Do you know how much memory it will want overall?
Or is this a fragmentation issue? (I don’t know how good the Jetson and CUDA is about mapping allocations – it may be totally automatic, or it may be a limitation.)
I don’t think CUDA can use the virtual memory at all, it probably has to be physical.
(The swap file is still useful to push more non-CUDA allocations out.)
Also, just double-checking:
Did you actually turn on that swap file after creating it?
What does “swapon -s” show?
I thought the swap file was not working but looks like it is in retrospect…
$ sudo swapon swapfile
ubuntu@tegra-ubuntu:~/UsbStick$ swapon -s
Filename Type Size Used Priority
/home/ubuntu/UsbStick/swapfile file 16777212 0 -1
U
O.k so next thoughts - im currently using ssh -Y -C to do this as the USB stick is taking up the memory slot. Note: i did get that memory error when i ran the script locally. Im thinking next steps should be to get a powered USB hub as i wont be able to run the USB stick and keyboard to run script locally as there is only one USB port on the TX2
Do beware that when you use the ssh option “-Y” that some GPU functionality will be offloaded from the Jetson to the host PC. You might skip the “-Y” and set “export DISPLAY=:0” for display to the Jetson’s monitor.
If you want to see what goes on with memory, try running “htop” (you’d have to install it) while your script runs to see how memory changes.

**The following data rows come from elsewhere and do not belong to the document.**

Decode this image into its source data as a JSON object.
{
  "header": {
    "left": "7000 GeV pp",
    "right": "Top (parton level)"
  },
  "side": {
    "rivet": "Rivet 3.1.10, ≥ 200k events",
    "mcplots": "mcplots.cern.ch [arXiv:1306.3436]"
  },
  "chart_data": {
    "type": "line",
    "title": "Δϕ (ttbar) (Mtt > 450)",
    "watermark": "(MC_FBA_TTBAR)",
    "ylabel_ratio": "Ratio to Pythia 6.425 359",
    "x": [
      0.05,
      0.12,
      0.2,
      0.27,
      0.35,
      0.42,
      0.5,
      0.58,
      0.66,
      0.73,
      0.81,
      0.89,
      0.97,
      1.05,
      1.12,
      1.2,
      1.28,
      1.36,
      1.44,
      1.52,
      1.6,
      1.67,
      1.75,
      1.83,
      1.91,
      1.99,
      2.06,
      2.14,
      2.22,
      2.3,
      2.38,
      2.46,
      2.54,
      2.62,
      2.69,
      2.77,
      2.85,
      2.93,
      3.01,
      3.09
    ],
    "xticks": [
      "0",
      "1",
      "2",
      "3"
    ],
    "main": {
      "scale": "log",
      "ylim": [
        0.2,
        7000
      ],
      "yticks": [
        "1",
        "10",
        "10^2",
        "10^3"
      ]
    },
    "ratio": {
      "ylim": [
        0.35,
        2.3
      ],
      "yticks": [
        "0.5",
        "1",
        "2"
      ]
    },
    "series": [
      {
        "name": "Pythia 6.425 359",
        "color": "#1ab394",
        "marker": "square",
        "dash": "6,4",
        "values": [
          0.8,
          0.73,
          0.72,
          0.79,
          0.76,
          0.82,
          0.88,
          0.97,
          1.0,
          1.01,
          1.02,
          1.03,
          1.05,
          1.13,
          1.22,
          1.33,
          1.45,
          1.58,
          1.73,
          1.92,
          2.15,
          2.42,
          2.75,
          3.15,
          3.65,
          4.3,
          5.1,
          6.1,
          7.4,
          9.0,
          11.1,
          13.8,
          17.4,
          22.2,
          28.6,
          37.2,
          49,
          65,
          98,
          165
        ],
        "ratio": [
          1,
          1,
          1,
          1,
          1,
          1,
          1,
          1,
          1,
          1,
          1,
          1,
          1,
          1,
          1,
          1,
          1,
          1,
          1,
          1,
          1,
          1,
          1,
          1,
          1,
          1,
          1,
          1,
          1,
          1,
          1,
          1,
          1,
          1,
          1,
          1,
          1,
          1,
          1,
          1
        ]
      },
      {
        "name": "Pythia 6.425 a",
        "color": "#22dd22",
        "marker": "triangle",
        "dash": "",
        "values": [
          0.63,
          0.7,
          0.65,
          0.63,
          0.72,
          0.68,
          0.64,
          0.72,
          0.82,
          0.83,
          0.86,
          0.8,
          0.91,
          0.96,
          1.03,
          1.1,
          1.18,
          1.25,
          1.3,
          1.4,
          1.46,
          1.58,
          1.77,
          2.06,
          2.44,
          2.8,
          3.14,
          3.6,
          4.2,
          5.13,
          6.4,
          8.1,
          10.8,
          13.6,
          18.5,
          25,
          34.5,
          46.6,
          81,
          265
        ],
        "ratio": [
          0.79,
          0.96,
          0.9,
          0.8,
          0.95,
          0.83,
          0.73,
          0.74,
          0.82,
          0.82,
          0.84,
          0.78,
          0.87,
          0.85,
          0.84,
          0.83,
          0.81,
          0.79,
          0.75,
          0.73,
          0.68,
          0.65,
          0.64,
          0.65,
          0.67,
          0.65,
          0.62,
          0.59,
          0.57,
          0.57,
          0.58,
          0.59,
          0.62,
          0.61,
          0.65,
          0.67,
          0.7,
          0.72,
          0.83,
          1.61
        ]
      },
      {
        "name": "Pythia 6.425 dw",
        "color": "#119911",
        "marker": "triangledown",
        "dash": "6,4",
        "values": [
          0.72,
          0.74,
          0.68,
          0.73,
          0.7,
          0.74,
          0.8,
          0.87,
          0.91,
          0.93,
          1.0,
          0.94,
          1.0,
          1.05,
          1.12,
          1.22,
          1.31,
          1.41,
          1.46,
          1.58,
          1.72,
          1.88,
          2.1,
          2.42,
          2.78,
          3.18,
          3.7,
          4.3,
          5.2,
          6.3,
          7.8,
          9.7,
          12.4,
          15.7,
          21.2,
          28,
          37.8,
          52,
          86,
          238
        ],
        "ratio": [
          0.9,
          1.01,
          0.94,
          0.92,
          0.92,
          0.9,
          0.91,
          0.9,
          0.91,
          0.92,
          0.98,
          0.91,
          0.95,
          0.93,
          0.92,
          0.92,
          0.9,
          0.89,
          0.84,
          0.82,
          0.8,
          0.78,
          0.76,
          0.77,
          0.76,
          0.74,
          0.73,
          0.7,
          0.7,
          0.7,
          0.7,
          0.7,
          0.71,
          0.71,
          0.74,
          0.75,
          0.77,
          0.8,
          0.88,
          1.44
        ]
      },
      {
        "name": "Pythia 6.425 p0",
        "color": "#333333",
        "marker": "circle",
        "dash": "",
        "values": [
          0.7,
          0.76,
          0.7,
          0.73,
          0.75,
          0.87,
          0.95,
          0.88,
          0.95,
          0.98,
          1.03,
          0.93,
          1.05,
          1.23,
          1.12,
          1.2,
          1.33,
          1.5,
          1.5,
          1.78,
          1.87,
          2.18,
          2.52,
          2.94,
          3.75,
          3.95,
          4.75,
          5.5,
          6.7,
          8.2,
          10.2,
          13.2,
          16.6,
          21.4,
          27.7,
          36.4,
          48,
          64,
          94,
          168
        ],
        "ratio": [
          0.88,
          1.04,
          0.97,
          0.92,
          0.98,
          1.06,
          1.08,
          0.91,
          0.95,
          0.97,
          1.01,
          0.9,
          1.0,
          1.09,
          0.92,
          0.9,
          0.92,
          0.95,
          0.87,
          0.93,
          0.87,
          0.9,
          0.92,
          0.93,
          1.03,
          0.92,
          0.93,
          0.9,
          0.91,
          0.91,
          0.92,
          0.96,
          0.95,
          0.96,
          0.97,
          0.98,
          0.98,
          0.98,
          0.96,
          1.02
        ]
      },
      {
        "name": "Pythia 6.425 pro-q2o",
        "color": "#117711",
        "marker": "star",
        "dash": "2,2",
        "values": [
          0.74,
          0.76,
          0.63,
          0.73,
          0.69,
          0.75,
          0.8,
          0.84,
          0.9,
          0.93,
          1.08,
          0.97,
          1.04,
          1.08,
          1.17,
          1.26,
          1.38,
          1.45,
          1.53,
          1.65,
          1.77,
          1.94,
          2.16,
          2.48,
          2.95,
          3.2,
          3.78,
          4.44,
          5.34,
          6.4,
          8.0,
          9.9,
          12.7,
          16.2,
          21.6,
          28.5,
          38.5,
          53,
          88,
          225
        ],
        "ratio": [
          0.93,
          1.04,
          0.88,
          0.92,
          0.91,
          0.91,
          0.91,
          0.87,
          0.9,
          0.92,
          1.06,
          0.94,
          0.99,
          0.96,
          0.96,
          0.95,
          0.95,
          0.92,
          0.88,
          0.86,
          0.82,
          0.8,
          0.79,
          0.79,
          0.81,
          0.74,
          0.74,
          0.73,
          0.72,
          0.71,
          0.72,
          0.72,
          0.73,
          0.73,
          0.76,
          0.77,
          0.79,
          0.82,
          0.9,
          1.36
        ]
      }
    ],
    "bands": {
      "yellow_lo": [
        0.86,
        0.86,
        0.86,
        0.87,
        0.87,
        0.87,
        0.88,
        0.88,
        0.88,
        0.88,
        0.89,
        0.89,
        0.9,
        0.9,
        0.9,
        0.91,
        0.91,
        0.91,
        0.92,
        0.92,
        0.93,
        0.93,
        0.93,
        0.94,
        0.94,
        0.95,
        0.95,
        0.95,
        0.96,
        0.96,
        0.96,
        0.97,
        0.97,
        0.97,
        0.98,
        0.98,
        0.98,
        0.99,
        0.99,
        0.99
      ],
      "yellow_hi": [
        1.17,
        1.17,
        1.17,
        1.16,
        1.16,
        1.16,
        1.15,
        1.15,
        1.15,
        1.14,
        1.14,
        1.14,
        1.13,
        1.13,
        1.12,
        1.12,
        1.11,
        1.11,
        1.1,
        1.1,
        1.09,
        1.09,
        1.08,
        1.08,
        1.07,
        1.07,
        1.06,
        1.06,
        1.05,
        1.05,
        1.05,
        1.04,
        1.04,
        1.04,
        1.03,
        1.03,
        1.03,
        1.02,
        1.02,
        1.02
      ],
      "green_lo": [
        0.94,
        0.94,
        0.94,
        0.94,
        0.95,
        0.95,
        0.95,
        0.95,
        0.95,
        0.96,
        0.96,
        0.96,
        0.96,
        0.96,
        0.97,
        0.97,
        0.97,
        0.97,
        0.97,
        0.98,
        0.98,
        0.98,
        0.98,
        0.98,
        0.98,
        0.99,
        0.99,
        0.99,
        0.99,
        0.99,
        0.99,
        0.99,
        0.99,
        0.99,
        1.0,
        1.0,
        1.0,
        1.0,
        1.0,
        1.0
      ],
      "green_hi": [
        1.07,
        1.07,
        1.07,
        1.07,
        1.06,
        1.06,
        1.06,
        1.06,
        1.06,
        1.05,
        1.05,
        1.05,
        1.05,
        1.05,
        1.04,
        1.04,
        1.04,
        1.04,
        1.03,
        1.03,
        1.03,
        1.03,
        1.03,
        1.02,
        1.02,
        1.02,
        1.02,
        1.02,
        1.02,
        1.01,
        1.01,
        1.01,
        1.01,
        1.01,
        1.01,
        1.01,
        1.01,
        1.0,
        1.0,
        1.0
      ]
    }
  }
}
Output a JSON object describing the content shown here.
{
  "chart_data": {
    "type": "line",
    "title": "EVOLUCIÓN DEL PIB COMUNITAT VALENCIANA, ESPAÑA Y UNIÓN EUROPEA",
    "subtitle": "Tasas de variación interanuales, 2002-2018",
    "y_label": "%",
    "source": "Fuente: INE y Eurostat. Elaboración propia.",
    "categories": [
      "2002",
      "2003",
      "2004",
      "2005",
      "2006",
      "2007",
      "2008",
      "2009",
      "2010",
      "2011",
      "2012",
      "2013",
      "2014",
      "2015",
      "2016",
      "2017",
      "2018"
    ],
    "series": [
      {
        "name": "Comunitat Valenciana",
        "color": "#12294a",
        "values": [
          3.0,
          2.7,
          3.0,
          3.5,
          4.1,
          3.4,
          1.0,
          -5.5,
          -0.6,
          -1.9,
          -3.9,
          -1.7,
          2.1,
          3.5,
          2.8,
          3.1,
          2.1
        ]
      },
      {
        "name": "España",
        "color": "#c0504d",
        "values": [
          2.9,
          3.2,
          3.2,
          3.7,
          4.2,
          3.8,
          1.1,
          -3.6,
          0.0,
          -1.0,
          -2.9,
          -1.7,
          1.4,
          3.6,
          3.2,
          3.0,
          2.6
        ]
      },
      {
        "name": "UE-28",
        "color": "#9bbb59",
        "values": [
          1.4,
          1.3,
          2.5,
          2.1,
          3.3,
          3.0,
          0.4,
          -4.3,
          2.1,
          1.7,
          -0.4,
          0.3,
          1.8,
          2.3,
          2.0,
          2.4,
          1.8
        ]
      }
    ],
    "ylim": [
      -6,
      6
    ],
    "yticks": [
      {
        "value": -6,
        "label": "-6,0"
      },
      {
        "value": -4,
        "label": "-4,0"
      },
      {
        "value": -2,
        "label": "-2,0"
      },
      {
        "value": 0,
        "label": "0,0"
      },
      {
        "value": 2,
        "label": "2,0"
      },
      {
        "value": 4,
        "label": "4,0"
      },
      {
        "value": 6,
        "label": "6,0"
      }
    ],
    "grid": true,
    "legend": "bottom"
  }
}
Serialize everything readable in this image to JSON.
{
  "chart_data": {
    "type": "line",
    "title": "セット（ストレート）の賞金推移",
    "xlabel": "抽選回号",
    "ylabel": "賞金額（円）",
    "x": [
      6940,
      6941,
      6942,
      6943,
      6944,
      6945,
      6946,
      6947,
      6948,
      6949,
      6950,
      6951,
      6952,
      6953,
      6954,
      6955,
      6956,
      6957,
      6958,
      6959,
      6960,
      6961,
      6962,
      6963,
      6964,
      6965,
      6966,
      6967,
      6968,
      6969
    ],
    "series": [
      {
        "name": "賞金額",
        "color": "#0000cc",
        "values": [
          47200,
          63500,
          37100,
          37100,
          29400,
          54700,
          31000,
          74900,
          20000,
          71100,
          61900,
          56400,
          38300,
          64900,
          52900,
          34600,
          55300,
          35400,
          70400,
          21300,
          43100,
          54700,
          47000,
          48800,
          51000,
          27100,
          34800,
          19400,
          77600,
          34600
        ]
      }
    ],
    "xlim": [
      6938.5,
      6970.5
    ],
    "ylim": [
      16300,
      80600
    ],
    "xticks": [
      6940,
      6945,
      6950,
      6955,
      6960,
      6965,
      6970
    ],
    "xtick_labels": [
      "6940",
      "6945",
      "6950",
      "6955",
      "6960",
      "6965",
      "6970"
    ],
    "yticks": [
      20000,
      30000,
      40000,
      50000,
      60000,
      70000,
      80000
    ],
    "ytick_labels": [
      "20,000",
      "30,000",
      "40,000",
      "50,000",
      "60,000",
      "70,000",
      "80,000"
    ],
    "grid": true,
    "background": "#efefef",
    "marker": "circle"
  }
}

There is one USB 3 and one USB 2. I put a wireless keyboard/mouse combo adapter in the USB 2 slot, and use USB 3 for high-bandwidth peripherals.
You can also use a USB hub for keyboard + mouse + whatever on the USB 2 port.
(You need to plug in the white USB adapter cable that came with the devkit to get the USB 2 port)
i did actually know it would bottle neck the settings to my puny macbook air but wanted to make sure the swap memory worked etc first before taking the plunge on a usb hub however as @snarky kindly pointed out i could use the USB2 slot and adapter (forgot about this!!!)
still saw some memory issues when running locally from jetson. Realised i might have not turned all cores on! called sudo nvpmodel -m 2 to turn on and ran again - ran without errors!
i had not ran the ./jetson_clocks.sh script to boost power before so i’ve ran this now to give it a bit more of a kick. The fan is pretty loud lol but its good.
It seems to be running much nicer / smoother now. Pretty pleased with results. If there are any other optimisations / things i could check please let me know?